I can't wait. I’m like a kid at Christmas waiting to open his present as soon as Kerry runs for president to find inside which version he trots out of where he was on Christmas, 1968.
Remember?
John Kerry certainly does:
I remember spending Christmas Eve of 1968 five miles across the Cambodian border being shot at by our South Vietnamese allies who were drunk and celebrating Christmas. The absurdity of almost being killed by our own allies in a country in which President Nixon [sic] claimed there were no American troops was very real.
Years later he elaborated:
I remember Christmas of 1968 sitting on a gunboat in Cambodia. I remember what it was like to be shot at by Vietnamese and Khmer Rouge and Cambodians, and have the president of the United States telling the American people that I was not there; the troops were not in Cambodia. I have that memory which is seared -- seared -- in me.

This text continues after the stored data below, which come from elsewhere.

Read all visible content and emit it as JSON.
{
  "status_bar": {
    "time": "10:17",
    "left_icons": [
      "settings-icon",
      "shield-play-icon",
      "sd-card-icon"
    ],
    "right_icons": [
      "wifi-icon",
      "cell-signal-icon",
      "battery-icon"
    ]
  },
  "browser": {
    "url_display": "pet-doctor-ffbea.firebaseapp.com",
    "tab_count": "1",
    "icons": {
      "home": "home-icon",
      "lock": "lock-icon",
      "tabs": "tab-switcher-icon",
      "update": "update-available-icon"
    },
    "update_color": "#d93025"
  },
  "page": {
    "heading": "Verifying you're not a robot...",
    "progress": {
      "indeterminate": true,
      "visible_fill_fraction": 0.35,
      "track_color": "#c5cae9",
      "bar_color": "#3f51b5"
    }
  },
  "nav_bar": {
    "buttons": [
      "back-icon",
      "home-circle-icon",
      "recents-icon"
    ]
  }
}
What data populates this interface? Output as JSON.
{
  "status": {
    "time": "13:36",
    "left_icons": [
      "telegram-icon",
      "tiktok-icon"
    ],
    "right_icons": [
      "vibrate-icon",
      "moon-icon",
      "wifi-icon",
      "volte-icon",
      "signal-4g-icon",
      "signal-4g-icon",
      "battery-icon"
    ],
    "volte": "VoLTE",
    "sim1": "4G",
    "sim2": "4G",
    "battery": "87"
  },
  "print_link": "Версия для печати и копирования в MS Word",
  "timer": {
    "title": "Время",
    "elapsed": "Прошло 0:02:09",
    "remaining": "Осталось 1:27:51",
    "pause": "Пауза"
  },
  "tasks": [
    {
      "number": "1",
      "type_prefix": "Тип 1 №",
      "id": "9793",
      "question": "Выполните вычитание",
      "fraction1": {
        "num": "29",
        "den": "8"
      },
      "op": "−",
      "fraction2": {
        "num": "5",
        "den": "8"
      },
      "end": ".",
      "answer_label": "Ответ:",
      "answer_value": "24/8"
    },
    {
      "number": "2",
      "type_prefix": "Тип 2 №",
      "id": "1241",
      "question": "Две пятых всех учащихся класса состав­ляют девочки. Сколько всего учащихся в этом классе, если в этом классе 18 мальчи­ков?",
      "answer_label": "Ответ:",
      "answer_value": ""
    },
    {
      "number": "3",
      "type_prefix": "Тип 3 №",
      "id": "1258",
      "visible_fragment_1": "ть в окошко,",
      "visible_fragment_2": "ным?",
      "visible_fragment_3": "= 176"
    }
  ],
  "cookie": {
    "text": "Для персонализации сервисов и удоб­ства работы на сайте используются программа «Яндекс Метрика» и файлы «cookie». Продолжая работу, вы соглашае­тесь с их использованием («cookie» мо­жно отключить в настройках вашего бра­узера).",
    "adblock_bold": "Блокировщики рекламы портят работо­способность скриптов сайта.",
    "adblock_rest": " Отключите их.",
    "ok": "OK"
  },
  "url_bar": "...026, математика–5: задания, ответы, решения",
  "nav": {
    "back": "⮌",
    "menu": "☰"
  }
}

Who was president on Christmas, 1968? Lyndon Baines Johnson, not Richard Nixon.
When was the Khmer Rouge in control of Cambodia? Not until 1973, and it didn’t even begin being significant until 1970.
To continue, in a 1992 article by the Associated Press:
But for Kerry, who spent six violent months [sic] commanding a patrol boat on the Mekong River, there's always been a ring of truth to allegations of abandoned Americans. By Christmas 1968, part of Kerry's patrol extended across the border of South Vietnam into Cambodia.
"We were told, `Just go up there and do your patrol. Everybody was over there (in Cambodia). Nobody thought twice about it," Kerry said. One of the missions, which Kerry, at the time, was ordered not to discuss, involved taking CIA operatives into Cambodia to search for enemy enclaves.
"I can remember wondering, `If you're going to go, what happens to you,"' Kerry said..
Well, Mr. Kerry, if you’re going to go, the first thing that happens is you get arrested by the United States Navy, which had the Mekong River blockaded at the Cambodia-Vietnam border.
The second thing that happens is you have your head examined for telling stories about clandestine missions on the Mekong using one of the noisiest ships in the US Navy, the notoriously loud Swift boats.
Another thing that happens is you get ratted out by your own crew members. Those who have spoken all agree that the Cambodian missions didn’t happen.
John Kerry’s own journal, in particular an entry he made on his final mission, also agrees that he never was in Cambodia. That’s bad when your own words confirm you are a liar.
That last day John Kerry wrote: "The banks of the [Rach Giang Thanh River] whistled by as we churned out mile after mile at full speed. On my left were occasional open fields that allowed us a clear view into Cambodia. At some points, the border was only fifty yards away and it then would meander out to several hundred or even as much as a thousand yards away, always making one wonder what lay on the other side."
At least now we know part of the answer. John Kerry lied about being on the other side, and nothing about his later false testimony of personal knowledge of atrocities committed by American soldiers in Vietnam would suggest he is a truth teller.
John Kerry, a Christmas gift to Republicans since he boxed and wrapped his memories in 1968.
I can’t wait to open his present again.